While many young adults spend those years building careers, attending college, or discovering who they are, Jenny spent her formative years behind bars.

“I wasn’t rehabilitated—I learned how to survive prison,” she says.

Without the opportunity to learn basic life skills or receive meaningful treatment, prison became the only community she knew. When she was released, she struggled to build a life outside its walls. She quickly fell back into drug use, unhealthy relationships, and the criminal lifestyle that had become familiar. With parents who also struggled with addiction, she had never experienced a stable foundation to return to.

Over the next two decades, Jenny found herself cycling in and out of prison. Each release looked the same: no rehabilitation, no support, and no community waiting to help her succeed.

Everything changed during her most recent arrest.

Facing another lengthy prison sentence, Jenny expected history to repeat itself. Instead, she was offered something she had never received before—a chance. Through Drug Court, she was given the opportunity to pursue recovery instead of incarceration.

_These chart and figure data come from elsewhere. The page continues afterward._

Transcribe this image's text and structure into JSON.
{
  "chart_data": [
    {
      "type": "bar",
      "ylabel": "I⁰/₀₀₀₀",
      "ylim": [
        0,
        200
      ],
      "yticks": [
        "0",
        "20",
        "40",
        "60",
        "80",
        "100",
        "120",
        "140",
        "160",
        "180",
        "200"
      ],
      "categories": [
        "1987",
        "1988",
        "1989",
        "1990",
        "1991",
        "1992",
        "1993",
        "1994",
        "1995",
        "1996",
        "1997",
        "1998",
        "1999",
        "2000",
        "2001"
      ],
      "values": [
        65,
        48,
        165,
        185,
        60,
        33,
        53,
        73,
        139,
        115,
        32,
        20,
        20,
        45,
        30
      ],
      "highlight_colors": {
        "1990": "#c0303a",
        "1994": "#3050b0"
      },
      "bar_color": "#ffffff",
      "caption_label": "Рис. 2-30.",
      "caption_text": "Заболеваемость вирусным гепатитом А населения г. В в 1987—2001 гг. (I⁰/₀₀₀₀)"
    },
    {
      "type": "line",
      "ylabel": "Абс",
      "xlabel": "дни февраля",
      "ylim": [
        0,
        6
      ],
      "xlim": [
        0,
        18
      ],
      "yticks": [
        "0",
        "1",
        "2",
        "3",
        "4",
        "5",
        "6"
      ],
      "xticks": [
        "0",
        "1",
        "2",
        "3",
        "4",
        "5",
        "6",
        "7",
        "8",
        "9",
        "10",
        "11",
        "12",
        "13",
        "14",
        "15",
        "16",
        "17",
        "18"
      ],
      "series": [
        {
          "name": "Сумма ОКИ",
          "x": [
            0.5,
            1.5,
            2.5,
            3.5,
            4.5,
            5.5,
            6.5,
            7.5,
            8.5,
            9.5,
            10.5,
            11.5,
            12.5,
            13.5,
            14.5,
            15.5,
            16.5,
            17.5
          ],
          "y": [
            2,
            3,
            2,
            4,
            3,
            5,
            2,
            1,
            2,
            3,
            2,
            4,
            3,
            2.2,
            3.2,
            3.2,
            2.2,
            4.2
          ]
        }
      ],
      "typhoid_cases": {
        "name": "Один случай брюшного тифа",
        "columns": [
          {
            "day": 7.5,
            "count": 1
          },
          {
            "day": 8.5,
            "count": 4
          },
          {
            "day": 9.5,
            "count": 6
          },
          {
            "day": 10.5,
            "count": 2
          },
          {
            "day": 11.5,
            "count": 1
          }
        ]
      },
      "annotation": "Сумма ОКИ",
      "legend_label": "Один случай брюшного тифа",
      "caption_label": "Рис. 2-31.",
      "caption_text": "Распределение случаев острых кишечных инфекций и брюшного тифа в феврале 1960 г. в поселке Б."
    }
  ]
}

Determined not to waste it, she committed fully to the process. She attended recovery meetings while incarcerated and completed nearly six months of treatment. After a relapse following knee replacement surgery, she was introduced to Healing Housing.

For the first time, she experienced something she had never known.

“When I arrived, everyone said, ‘Welcome home.’ Before Healing Housing, the only place I’d ever heard those words was prison.”

At Healing Housing, Jenny found more than a place to live. She found women who understood her journey, staff who walked alongside her rather than above her, and a community that believed she was capable of becoming something more than her past.

Today, she has a job, is rebuilding a strong relationship with her 13-year-old daughter, and is beginning to envision a future she never thought was possible.

Her greatest hope is to one day give back by mentoring teenage girls who may be headed down the same path she once followed. She often reflects on how different her own life might have been if someone had looked beyond her mistakes and invested in the hurting young woman underneath.

Jenny doesn’t wish to erase her past, but she does hope it can change someone else’s future.

Today, she is living proof that recovery begins when someone believes you are worth more than your worst mistake—and that healing is possible when someone finally says “Welcome Home.”